It’s not worth it anymore

For a long time, I’ve banged the drum for the notion that the only hope for the South will be when everyone for whom segregation is living memory is dead and gone – and quite possibly their kids too (and yes, I know this means me).  The counter-argument has always been that you need that living memory – you need the people who remember what it meant to have separate drinking fountains, the people for whom To Kill A Mockingbird rings dangerously true, the people who can say with authority “no, I know this sounds absurd but it really happened.”
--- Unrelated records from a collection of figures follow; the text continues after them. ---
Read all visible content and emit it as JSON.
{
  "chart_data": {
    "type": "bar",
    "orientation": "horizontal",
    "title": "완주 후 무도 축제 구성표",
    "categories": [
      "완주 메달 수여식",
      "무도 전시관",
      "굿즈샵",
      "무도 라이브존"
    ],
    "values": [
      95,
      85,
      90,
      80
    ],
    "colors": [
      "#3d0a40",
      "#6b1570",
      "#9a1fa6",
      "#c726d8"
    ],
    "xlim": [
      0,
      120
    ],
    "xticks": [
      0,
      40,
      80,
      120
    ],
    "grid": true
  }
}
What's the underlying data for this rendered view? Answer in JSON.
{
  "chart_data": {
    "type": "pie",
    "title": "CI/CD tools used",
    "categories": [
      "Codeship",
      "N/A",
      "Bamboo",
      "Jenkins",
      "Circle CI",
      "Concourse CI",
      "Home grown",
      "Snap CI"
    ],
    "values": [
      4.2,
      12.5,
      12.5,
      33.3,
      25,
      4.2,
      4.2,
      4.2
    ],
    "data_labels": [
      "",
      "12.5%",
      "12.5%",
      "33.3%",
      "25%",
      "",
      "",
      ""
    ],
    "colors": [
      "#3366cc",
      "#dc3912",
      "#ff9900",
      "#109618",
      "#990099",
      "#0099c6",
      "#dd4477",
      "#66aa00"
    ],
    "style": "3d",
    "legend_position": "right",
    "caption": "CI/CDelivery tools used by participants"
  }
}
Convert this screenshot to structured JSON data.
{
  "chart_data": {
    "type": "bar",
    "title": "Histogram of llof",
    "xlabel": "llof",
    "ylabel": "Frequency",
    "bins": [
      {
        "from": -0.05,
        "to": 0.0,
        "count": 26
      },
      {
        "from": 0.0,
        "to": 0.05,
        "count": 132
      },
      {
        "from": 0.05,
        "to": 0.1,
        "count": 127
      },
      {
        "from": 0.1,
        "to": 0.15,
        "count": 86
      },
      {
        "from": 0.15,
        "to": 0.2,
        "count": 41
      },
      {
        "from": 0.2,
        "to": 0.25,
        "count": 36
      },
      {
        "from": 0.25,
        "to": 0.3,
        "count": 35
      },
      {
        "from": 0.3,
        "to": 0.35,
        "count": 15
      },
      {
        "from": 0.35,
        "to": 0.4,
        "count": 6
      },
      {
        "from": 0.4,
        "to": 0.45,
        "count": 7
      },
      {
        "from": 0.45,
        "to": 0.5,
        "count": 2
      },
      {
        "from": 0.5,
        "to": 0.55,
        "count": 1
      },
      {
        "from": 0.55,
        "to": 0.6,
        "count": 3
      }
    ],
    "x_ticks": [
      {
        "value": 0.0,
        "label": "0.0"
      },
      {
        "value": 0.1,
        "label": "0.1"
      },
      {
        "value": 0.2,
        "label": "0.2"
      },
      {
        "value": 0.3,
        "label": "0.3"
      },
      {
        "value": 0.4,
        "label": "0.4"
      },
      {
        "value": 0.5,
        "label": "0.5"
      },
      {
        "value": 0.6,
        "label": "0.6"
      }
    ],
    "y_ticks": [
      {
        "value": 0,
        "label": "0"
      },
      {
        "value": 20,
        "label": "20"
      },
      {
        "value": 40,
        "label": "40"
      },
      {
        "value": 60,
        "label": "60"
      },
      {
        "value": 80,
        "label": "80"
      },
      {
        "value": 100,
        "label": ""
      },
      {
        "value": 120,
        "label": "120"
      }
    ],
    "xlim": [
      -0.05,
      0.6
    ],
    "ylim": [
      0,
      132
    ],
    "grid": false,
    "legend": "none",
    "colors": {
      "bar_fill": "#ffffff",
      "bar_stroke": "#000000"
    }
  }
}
The problem is, having living testimony isn’t worth it anymore. Having people around who want to go back? That’s a much greater impact now.  And it’s spreading, especially now that they’ve discovered an “immigration crisis” to allow them to try to legally crap on brown people and “assaults on freedom of religion” to let them lash back at gay Americans, or even ordinary women who might want preventive care without mortgaging the house to pay for it.  And now that you can show The Other a great big middle finger with the simple expedient of eating the right fast food – has there ever been a more perfectly Teatard demonstration? Ever? – I’m more convinced than ever that the whole alternate reality occupied by the Old Ones is going to be a problem going forward.

And that’s why it’s not worth it.  If nobody who remembers segregation (and wants to go back) is still around, that living memory isn’t going to be all that necessary anyway.  And right now, the Old Ones form far too much of the rank-and-file of the army of delusionals who want things back “the way they used to be” – even if much of it is a figment of the popular imagination.

History and memory are important, but we’ve gotten to the point where the juice ain’t worth the squeeze.